A place of running water
THERE is something for everyone at Aroona.
Nestled inland from Moffat Beach, Dicky Beach and Currimundi, the elevated yet affordable area is named after a local Aboriginal word meaning place of running water.
Forming a natural backdrop is the Sharyn Bonney Bushland Reserve. Situated between the highway and the beaches on Caloundra’s northern edge, Aroona has gone from one or two houses in each street in the 1970s to a vital cross-section of housing styles that cover the whole spectrum.
With the privilege of being elevated, Aroona offers a ridgeline of stunning coastal views from Mooloolaba to the north and Caloundra to the southeast, and is home to quiet valleys that form the baseline of the community.
It has been the choice area to live for established business people as well as first home buyers. The high-end buyers are looking to enjoy the peace and privacy of the elevated positions with coastal or range views.
There are middle-range homes dating from the late 1980s through to new releases but also entry-level and renovators for those happy to extend from one-bathroom to add an ensuite, a veranda or a pool.
The steadiness of the Aroona property market is the key. It has clawed its way back from the downturn caused by the GFC and is moving into new territory.
New homes have been springing up in and around the area and there are a lot of infill sites but also new boutique estates to the west, near Meridan and Little Mountain.

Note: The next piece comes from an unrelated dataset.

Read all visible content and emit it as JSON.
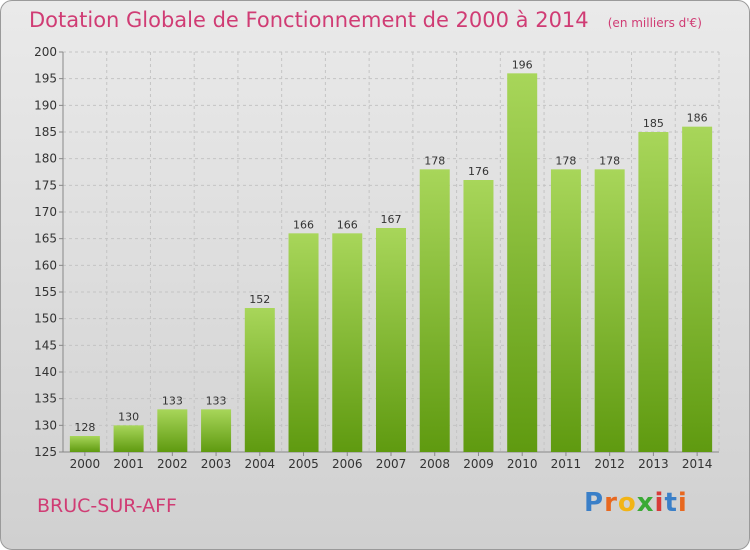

The suburb consists mainly of traditional brick and tile homes along with some newer beach house-style houses.
The median sales price in the area for March 2018 was $562,500, up from the $432,500 at the same time five years ago.
Aroona’s Central Park is a haven for passive recreation and park cricket, and has a basketball half court.
The natural surrounds make it ideal for family picnics and parties or to simply sit in the shade and reflect on life.
You will also find the natural bushland of Ben Bennett Park with its walking and mountain bike trails.
The path is easy to follow as it guides visitors through the vegetation of melaleuca and eucalypt forests.
As a reflection of changing attitudes, lifestyles and demographics, what used to be regarded as a drive to Dicky Beach is now a good walk or bike ride.
Then there is Moffat Beach or the Watson St precinct at Currimundi with their coffee spots.
In fact, you are within reach of six quality beaches.
That’s Aroona, at the centre of everything yet a long way from care.
Encompassing 1.9sq km of the Sunshine Coast, Aroona is ideally located where you can have it all, without the busy traffic and crowds.
With easy access to the Bruce Highway, this central location is one not to miss.
There is a local neighbourhood shopping centre and childcare centre plus a major service station at the intersection of Nicklin Way and Beerburrum St.
Yet it is also favoured for its close proximity to the Caloundra CBD and sports facilities, including Caloundra Golf Club and the Arthur St sports grounds, aquatic centre and YMCA.
Aroona is convenient to a variety of schools including Currimundi Primary School, Talara Primary College, Pacific Lutheran College and Caloundra State High School while the Currimundi Marketplace and Parklands Shopping Centre are all very handy.
Looking to Caloundra from Albatross Ave, Aroona.